THE RECENT congressional pay raise has become one of those issues that won't go away. And it does have several handles that annoyed voters can easily grasp. One thing that citizens tend to care about is salaries, and a 28.9 per cent hike to $57,500 per year is something that anyone can understand - especially when the dollar increase of $12,900 is more than so many Americans earn in a very good year. Then there is all of the publicity about congressional perquisites and peccadilloes. Finally, there is the way in which the increase came about. Members of Congress may think that voting themselves a pay raise is politically unbearable, but they've learned since February that getting a hike without voting on it can be even worse.
We happen to think that the increase was justified, especially in tandem with the stiff financial disclosure rules and restrictions that both houses have imposed on themselves this spring. In fact, the raise may have been a very good bargain. In addition to the disclosure rules that more or less came with it, the raise and its attendent fuss have pushed Congress to change the pay-raise process. Future pay increases will have to be voted on - and voted separately, free of the entanglement with executive salaries that has caused so many problems in the past.
Yet the issue persists, perhaps in part because the public is still skeptical, to put it mildly, about the capacity of Congress for ethical strictness and self-discipline. And so the House last week after a rather rancorous debate, voted 236-179 to cut the relevant budget category by $7 million. A day later, the House decided to kill the budget resolution entirely, so the whole business will no doubt the gone through again. As several members pointed out, this round is just a gesture anyway; the only way to cut actual pay would be to cut the appropriation, which will be considered some weeks hence.

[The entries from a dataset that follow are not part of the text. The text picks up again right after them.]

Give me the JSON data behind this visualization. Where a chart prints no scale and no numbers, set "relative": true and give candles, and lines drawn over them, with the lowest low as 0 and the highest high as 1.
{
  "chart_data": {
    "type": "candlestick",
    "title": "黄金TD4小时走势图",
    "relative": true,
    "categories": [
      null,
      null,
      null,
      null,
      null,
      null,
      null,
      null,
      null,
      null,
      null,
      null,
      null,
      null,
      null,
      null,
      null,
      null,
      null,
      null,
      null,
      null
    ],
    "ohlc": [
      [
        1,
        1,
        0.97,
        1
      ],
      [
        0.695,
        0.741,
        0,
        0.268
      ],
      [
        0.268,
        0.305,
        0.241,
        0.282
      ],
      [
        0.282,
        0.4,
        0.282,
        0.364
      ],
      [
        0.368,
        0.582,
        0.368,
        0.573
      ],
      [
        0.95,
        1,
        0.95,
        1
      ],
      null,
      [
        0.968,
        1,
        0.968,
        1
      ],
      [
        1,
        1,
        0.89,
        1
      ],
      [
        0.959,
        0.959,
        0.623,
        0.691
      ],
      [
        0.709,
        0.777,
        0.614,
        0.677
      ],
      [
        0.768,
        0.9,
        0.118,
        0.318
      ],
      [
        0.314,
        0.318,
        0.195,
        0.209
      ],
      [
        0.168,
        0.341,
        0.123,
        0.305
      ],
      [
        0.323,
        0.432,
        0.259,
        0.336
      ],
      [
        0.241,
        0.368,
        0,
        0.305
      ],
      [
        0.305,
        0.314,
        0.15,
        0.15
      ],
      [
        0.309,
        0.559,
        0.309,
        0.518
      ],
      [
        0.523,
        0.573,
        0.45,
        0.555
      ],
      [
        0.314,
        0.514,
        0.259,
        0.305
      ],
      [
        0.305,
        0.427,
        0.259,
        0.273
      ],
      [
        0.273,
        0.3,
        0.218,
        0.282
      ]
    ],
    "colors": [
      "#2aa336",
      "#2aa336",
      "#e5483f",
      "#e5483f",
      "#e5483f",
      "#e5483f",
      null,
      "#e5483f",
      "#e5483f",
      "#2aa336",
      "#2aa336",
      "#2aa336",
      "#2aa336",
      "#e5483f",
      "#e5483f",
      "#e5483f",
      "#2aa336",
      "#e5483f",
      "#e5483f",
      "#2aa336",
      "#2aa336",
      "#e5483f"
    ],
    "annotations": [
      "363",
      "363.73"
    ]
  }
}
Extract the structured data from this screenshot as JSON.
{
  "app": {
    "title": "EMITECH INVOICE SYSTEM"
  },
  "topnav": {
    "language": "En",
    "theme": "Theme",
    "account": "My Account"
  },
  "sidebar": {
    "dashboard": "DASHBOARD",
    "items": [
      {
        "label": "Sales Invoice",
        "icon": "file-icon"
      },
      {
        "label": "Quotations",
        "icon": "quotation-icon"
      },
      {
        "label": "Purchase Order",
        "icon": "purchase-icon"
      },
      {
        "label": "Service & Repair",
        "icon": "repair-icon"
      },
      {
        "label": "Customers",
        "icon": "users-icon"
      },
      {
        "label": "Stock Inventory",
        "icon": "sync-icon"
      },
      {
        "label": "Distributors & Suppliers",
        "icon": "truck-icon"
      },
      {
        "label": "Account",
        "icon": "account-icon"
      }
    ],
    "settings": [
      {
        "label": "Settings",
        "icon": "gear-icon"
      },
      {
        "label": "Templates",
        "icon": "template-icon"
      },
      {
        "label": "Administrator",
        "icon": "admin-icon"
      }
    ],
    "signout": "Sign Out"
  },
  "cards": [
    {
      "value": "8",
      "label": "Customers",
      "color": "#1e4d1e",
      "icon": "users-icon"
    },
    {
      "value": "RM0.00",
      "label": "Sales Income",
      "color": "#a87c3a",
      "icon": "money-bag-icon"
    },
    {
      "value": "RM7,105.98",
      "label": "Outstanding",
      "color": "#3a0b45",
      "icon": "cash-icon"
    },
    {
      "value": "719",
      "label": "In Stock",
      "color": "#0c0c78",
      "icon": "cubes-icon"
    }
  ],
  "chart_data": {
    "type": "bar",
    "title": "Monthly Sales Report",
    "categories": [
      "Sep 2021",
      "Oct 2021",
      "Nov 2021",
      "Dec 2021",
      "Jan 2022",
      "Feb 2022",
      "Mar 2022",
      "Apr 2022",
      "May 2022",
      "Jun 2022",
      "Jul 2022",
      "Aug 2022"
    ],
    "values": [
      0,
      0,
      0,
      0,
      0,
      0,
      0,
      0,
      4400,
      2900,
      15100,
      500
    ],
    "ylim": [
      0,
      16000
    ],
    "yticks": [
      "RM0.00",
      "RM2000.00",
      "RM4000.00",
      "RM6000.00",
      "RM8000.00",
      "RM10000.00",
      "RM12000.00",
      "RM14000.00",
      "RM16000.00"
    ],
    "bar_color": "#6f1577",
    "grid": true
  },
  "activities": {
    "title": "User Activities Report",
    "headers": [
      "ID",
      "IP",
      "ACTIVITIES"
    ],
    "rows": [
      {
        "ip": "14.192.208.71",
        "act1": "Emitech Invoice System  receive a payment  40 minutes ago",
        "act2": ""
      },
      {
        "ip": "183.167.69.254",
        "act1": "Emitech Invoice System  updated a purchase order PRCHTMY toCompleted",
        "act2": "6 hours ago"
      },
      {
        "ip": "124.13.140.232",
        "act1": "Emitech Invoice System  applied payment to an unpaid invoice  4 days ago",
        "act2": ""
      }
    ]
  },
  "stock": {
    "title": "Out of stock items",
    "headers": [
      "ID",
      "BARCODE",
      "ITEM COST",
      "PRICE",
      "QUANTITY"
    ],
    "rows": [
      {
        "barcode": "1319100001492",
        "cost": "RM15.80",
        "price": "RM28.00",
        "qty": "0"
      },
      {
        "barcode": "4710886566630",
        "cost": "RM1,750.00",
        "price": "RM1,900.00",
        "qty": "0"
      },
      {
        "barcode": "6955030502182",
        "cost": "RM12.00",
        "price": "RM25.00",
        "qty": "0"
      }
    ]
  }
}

In our view, Congress should not retreat. A cutback would hurt members who do not have comfortable financial cushions. It would probably also rebound against the entire Congress by reinforcing the view that the legislators were trying to do something sneaky and shameless the first time around. If individual members want to forego the increae or donate it to charity, as some are doing, that's fine. But Congress as a whole should swallow hard and get on with other public business. Doing more solid work to earn that salary is the best way to deal with the public disaffection that is evidently still so widespread.